À minha frente, seguia Asclépio, nascido em Epidauro, no Peloponeso; viveu em torno de 1200 a C., deus da medicina e filho de Apolo com a ninfa mortal Corônis, filha do rei da Tessalia, Flégias. Segundo Ovídio e Hygino, o próprio Apolo matou Corônis, com a qual havia concebido Asclépio e assassinou Ísquis, amante da sua ninfa Corônis, mas, cheio de remorso, salvou a criança, abrindo o ventre materno e entregou o nascituro ao centauro Quíron para educá-lo, ensinando-lhe a arte de curar. Assim nasceu Asclépio pela operação cesariana, a mais antiga menção que se encontra desta intervenção, praticada, no caso em tela, “post mortem matris”. Ressuscitou mortos, como Hipólito, filho de Teseu, Licurgo, Glauco e Capaneu. Teve dois filhos, também médicos, Podalírio e Macaon, que participaram do cerco à cidade de Tróia. Posteriormente, nasceram quatro filhas: Aceso (a que cuida de), Iaso (a cura), Panacéia (a que socorre a todos) e Hígia (a saúde).

Observei que Asclépios viajava pelo espaço, empunhando o seu legítimo caduceu, um cajado onde enrolava-se uma única serpente, verdadeiro símbolo da atividade médica, que não deve ser confundido com o caduceu de Hermes.
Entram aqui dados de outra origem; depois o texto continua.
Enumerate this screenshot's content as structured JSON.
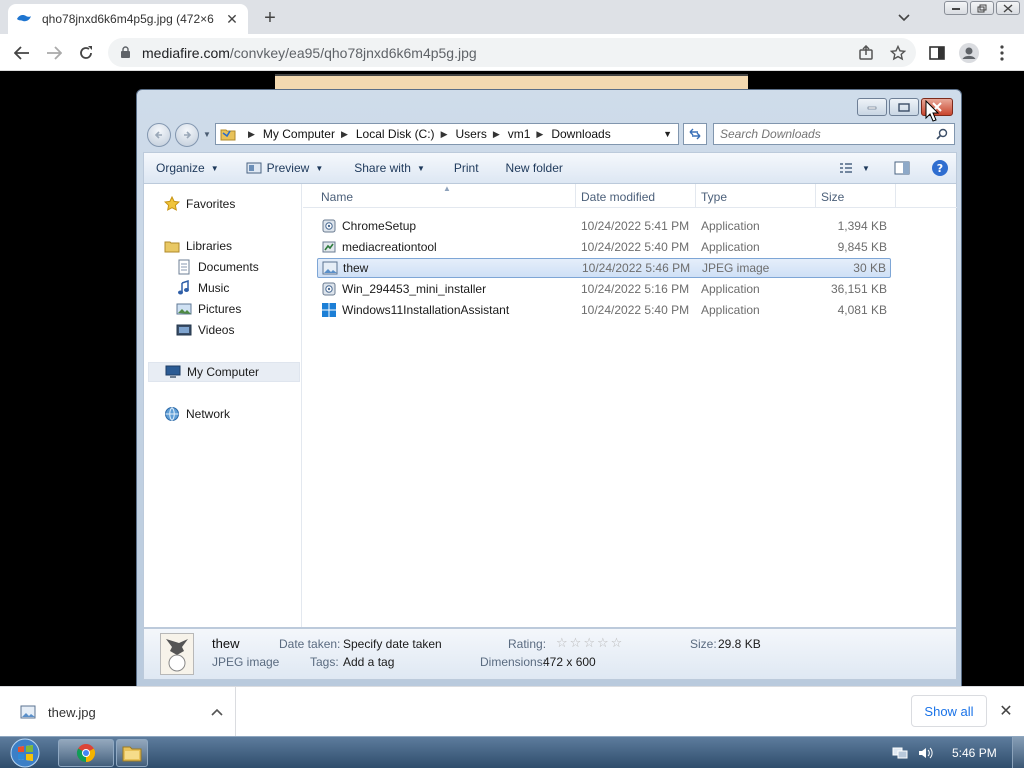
{
  "browser": {
    "tab_title": "qho78jnxd6k6m4p5g.jpg (472×6",
    "url_host": "mediafire.com",
    "url_path": "/convkey/ea95/qho78jnxd6k6m4p5g.jpg"
  },
  "explorer": {
    "breadcrumb": [
      "My Computer",
      "Local Disk (C:)",
      "Users",
      "vm1",
      "Downloads"
    ],
    "search_placeholder": "Search Downloads",
    "commands": {
      "organize": "Organize",
      "preview": "Preview",
      "share_with": "Share with",
      "print": "Print",
      "new_folder": "New folder"
    },
    "nav": {
      "favorites": "Favorites",
      "libraries": "Libraries",
      "documents": "Documents",
      "music": "Music",
      "pictures": "Pictures",
      "videos": "Videos",
      "my_computer": "My Computer",
      "network": "Network"
    },
    "columns": {
      "name": "Name",
      "date_modified": "Date modified",
      "type": "Type",
      "size": "Size"
    },
    "files": [
      {
        "name": "ChromeSetup",
        "date": "10/24/2022 5:41 PM",
        "type": "Application",
        "size": "1,394 KB",
        "icon": "installer-icon"
      },
      {
        "name": "mediacreationtool",
        "date": "10/24/2022 5:40 PM",
        "type": "Application",
        "size": "9,845 KB",
        "icon": "media-tool-icon"
      },
      {
        "name": "thew",
        "date": "10/24/2022 5:46 PM",
        "type": "JPEG image",
        "size": "30 KB",
        "icon": "jpeg-icon"
      },
      {
        "name": "Win_294453_mini_installer",
        "date": "10/24/2022 5:16 PM",
        "type": "Application",
        "size": "36,151 KB",
        "icon": "installer-icon"
      },
      {
        "name": "Windows11InstallationAssistant",
        "date": "10/24/2022 5:40 PM",
        "type": "Application",
        "size": "4,081 KB",
        "icon": "windows-logo-icon"
      }
    ],
    "selected_index": 2,
    "details": {
      "name": "thew",
      "type": "JPEG image",
      "date_taken_label": "Date taken:",
      "date_taken_value": "Specify date taken",
      "tags_label": "Tags:",
      "tags_value": "Add a tag",
      "rating_label": "Rating:",
      "rating_value": 0,
      "rating_max": 5,
      "dimensions_label": "Dimensions:",
      "dimensions_value": "472 x 600",
      "size_label": "Size:",
      "size_value": "29.8 KB"
    }
  },
  "downloads": {
    "file": "thew.jpg",
    "show_all": "Show all"
  },
  "taskbar": {
    "clock": "5:46 PM"
  },
  "colors": {
    "chrome_blue": "#1a73e8",
    "selection_border": "#7ea6d6",
    "taskbar": "#3e5d7d"
  }
}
Em comovente gesto de solidariedade, durante a incrível jornada pelo firmamento do Olimpo, abraçava-me, de um lado, o médico Hipócrates (c. 460-377a.C), “o pai da Medicina”, nascido na ilha de Kós, na Grécia; do outro lado, sentia o prazer do amplexo de Cláudio Galeno, médico dos gladiadores, nascido em Pérgamo, na Ásia Menor, no ano 130, na atual Turquia, por mim visitada, recentemente, com indizível emoção, em companhia do Dr. Lamartine de Andrade Lima, distinto e ilustrado colega e amigo fraterno; com sempiterna ternura na fisionomia, junto a Hipócrates e Galeno, estava o viajor e famoso médico, habitante do califado oriental, Abu Ali al-Husain ibn Abdallah ibn Sina, conhecido como Avicena, nascido em 980, em Afshena, próximo a Bukhara, na Pérsia. E, acariciando a minha cabeça, estalando as unhas, num autêntico e hipnótico “cafuné”, o Dr. Pedro Ribeiro d’Almeida Santos, meu amantíssimo e sapientíssimo bisavô-materno, nascido em Aldeia de Sant’Anna, atual Aratuípe, Bahia, graduado em medicina pela Faculdade de Medicina da Bahia, ao Terreiro de Jesus, no ano de 1871 e 2º Cirurgião do Corpo de Saúde do Exército do Império do Brasil.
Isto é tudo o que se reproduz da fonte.